Pemerintah Kabupaten Banggai Raih Opini Kualitas Tertinggi Dari Ombudsman RI

Bupati Banggai, Ir. H. Amirudin, S.P.,MM.,M.P. saat menerima penilaian opini kualitas tertinggi dari Ombudsman RI, Kamis (29/1)/Foto : Dok. YouTube Ombudsman RI Bupati Banggai, Ir. H. Amirudin, S.P.,MM.,M.P. saat menerima penilaian opini kualitas tertinggi dari Ombudsman RI, Kamis (29/1)/Foto : Dok. YouTube Ombudsman RI

Jakarta, GPriority.co.id – Pemerintah Kabupaten Banggai meraih opini kualitas tertinggi tingkat kabupaten dari Ombudsman RI, pada Kamis (29/1) di Gedung Ombudsman RI, Jakarta. Penghargaan tersebut diterima langsung oleh Bupati Banggai, Ir. H. Amirudin, S.P.,MM.,M.P.

Dalam kategori penilaian tersebut, Pemerintah Kabupaten Banggai bersanding dengan Pemerintah Kabupaten Banggai Laut, Pemerintah Kabupaten Bojonegoro, Pemerintah Kabupaten Demak, Pemerintah Kabupaten Gresik, Pemerintah Kabupaten Jember, serta Pemerintah Kabupaten Sidoarjo.

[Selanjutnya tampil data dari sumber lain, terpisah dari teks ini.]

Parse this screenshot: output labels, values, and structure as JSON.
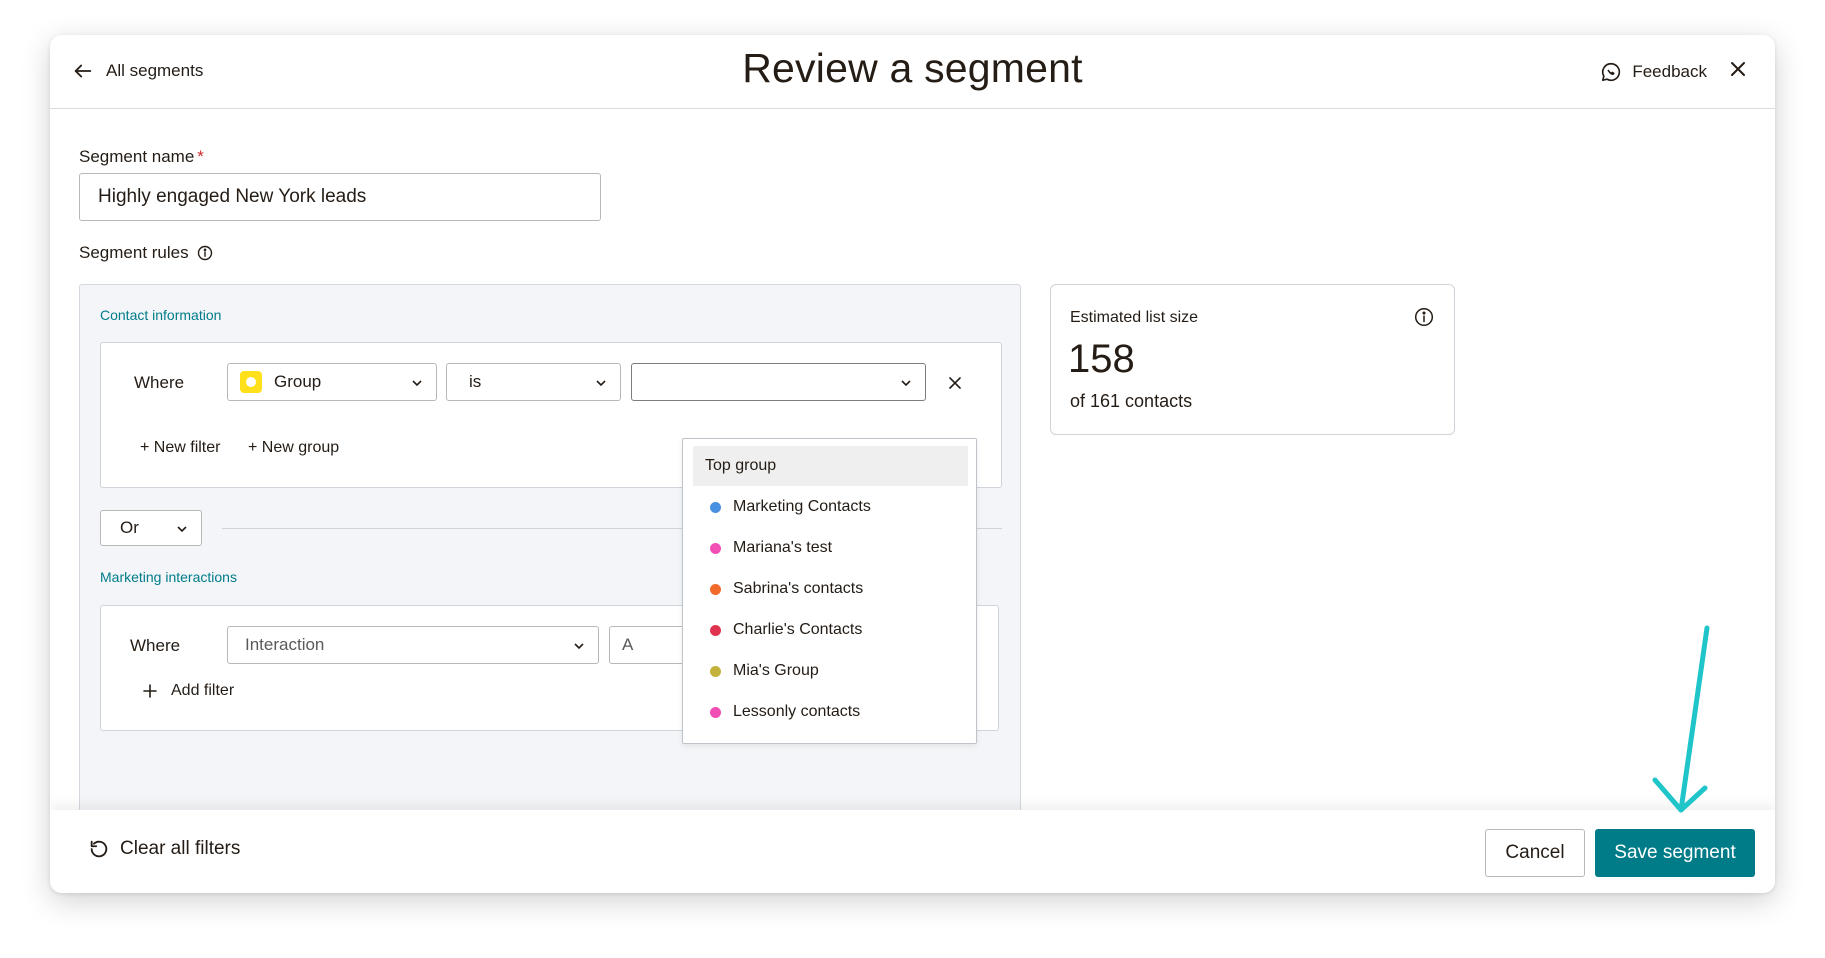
{
  "header": {
    "back_label": "All segments",
    "title": "Review a segment",
    "feedback_label": "Feedback"
  },
  "form": {
    "segment_name_label": "Segment name",
    "required_mark": "*",
    "segment_name_value": "Highly engaged New York leads",
    "segment_rules_label": "Segment rules"
  },
  "contact_section": {
    "title": "Contact information",
    "where_label": "Where",
    "field_select": "Group",
    "operator_select": "is",
    "value_select": "",
    "new_filter": "+ New filter",
    "new_group": "+ New group"
  },
  "logic_select": "Or",
  "marketing_section": {
    "title": "Marketing interactions",
    "where_label": "Where",
    "field_select": "Interaction",
    "operator_select_visible": "A",
    "add_filter": "Add filter"
  },
  "dropdown": {
    "items": [
      {
        "label": "Top group",
        "color": ""
      },
      {
        "label": "Marketing Contacts",
        "color": "#4a90e2"
      },
      {
        "label": "Mariana's test",
        "color": "#f24fb5"
      },
      {
        "label": "Sabrina's contacts",
        "color": "#f26b2b"
      },
      {
        "label": "Charlie's Contacts",
        "color": "#e0334f"
      },
      {
        "label": "Mia's Group",
        "color": "#c4b23c"
      },
      {
        "label": "Lessonly contacts",
        "color": "#f24fb5"
      }
    ]
  },
  "estimate": {
    "label": "Estimated list size",
    "value": "158",
    "subtext": "of 161 contacts"
  },
  "footer": {
    "clear_label": "Clear all filters",
    "cancel_label": "Cancel",
    "save_label": "Save segment"
  },
  "colors": {
    "accent": "#007c89",
    "annotation_arrow": "#1fc5c9",
    "group_icon": "#ffe01b"
  }
}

Selain mendorong pemerintah pusat dan pemerintah daerah untuk meningkatkan kualitas pelayanan publik yang bebas maladministrasi, penilaian ini juga dilakukan untuk perbaikan kualitas pelayanan publik dan perbaikan kepatuhan terhadap produk pengawasan Ombudsman sebagai upaya pencegahan maladministrasi, pada setiap unit pelayanan publik baik pusat maupun daerah.

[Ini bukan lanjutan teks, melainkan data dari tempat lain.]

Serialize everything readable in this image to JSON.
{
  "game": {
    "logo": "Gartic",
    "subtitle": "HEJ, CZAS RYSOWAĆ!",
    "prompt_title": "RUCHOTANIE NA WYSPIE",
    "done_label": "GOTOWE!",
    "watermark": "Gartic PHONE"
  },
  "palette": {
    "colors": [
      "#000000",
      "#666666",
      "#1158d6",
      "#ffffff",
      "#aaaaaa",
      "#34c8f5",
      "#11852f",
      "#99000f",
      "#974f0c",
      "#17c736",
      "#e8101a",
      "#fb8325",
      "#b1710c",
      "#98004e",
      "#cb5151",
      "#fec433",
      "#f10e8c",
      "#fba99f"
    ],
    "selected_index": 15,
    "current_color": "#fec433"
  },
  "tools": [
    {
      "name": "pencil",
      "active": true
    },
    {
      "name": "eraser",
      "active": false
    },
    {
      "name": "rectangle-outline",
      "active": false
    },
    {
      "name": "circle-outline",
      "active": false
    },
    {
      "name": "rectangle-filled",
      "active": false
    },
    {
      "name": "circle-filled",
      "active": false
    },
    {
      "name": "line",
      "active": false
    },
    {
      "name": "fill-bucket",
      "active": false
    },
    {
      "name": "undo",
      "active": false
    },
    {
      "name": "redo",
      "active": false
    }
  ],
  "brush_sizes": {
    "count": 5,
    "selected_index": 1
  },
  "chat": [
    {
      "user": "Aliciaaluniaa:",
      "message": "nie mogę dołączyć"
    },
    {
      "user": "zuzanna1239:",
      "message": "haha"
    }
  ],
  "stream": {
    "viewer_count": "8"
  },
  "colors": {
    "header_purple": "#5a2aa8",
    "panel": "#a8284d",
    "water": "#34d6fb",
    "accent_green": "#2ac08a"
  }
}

Di tahun ini, ada 38kementerian, 8 lembaga, 38 pemerintah provinsi, 56 pemerintah kota, dan 168 pemerintah kabupaten yang dinilai Ombudsman RI.

“Opini ini menggambarkan kualtias pelayanan publik yang bebas maladministrasi, atau sebaliknya masih penuh dengan beragam potensi maladministrasi. Predikat-predikat yang diberikan kepada seluruh institusi yang dinilai tentunya merupakan cermin atau gambaran dari kualitas pelayanan penyelenggaraan,” ujar Ketua Ombudsman RI, Mokhammad Najih.

Adapun penilaian tersebut mengacu pada Peraturan Ombudsman Nomor 61 Tahun 2025 tentang Penilaian Maladministrasi Penyelenggaraan Pelayanan Publik. Penilaian ini dilakukan sejak September hingga November 2025 di seluruh pemerintah daerah, termasuk pada wilayah Sulawesi Tengah.

Penilaian pada pemerintahan daerah dilakukan pada Dinas Kesehatan atau satuan kerja, Dinas Pendidikan atau satuan kerja, dan Dinas Sosial atau satuan kerja yang menyelenggarakan produk administrasi, jasa, dan barang.